If there's one lesson to be learned from this debacle, it is that Major League Baseball has the wrong person in charge:
The Houston Astros have been punished, but has justice truly been served? That’s the big question hovering around Major League Baseball as commissioner Rob Manfred makes a futile attempt to move on from one of the biggest scandals in league history. Soon, Astros hitters, many of whom were part of that now-dubious 2017 World Series win, will face live pitching for the first time since the league handed down its judgment against the team’s sign-stealing scheme.I don't know if firing Manfred would fix baseball's inability to properly punish franchises that have cheated because I don't think anyone is really being honest here.
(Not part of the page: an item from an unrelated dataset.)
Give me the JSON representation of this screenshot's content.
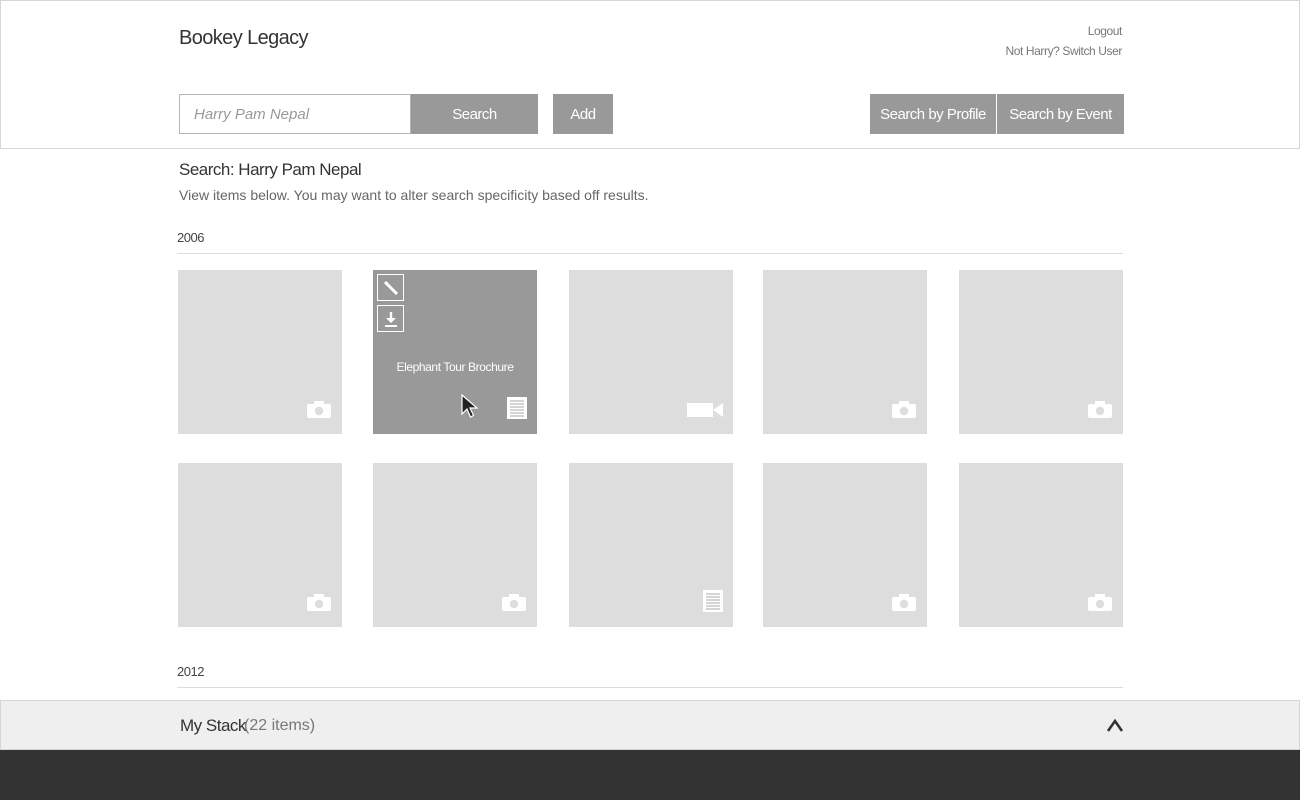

Stealing signs and using your stadium's structural advantages has been a part of baseball forever. Yes, using buzzers is crossing one of those phantom red lines that probably exists between the ears of purists but so what?
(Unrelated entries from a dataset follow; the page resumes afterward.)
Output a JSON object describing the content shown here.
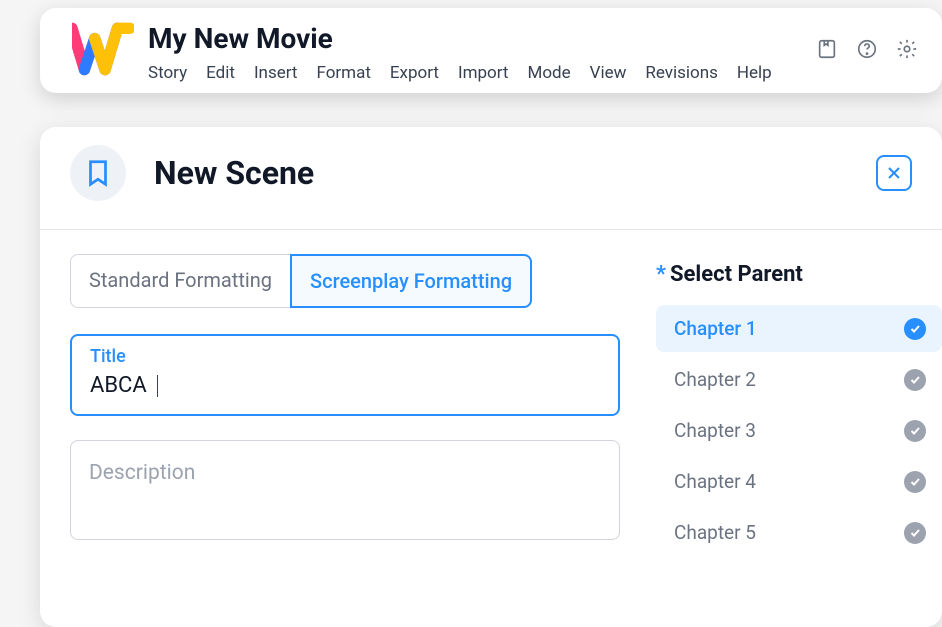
{
  "header": {
    "doc_title": "My New Movie",
    "menu": [
      "Story",
      "Edit",
      "Insert",
      "Format",
      "Export",
      "Import",
      "Mode",
      "View",
      "Revisions",
      "Help"
    ]
  },
  "panel": {
    "title": "New Scene",
    "tabs": {
      "standard": "Standard Formatting",
      "screenplay": "Screenplay Formatting"
    },
    "title_field": {
      "label": "Title",
      "value": "ABCA"
    },
    "description_placeholder": "Description",
    "parent": {
      "label": "Select Parent",
      "items": [
        {
          "label": "Chapter 1",
          "selected": true
        },
        {
          "label": "Chapter 2",
          "selected": false
        },
        {
          "label": "Chapter 3",
          "selected": false
        },
        {
          "label": "Chapter 4",
          "selected": false
        },
        {
          "label": "Chapter 5",
          "selected": false
        }
      ]
    }
  }
}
Banging trash cans is very 19th Century if you want to get right down to it, so how do we find a way out of this horror show? A lot of players who feel like they were cheated out of hits and strikes and playoff wins are screaming for blood in the most polite ways possible.
Honestly, in the first month of this season, I would not be surprised if each and every Astros batter ends up getting plunked in the ass more than once. And maybe they should. But if you throw at everyone who cheats, you're going to have to throw at everyone every day.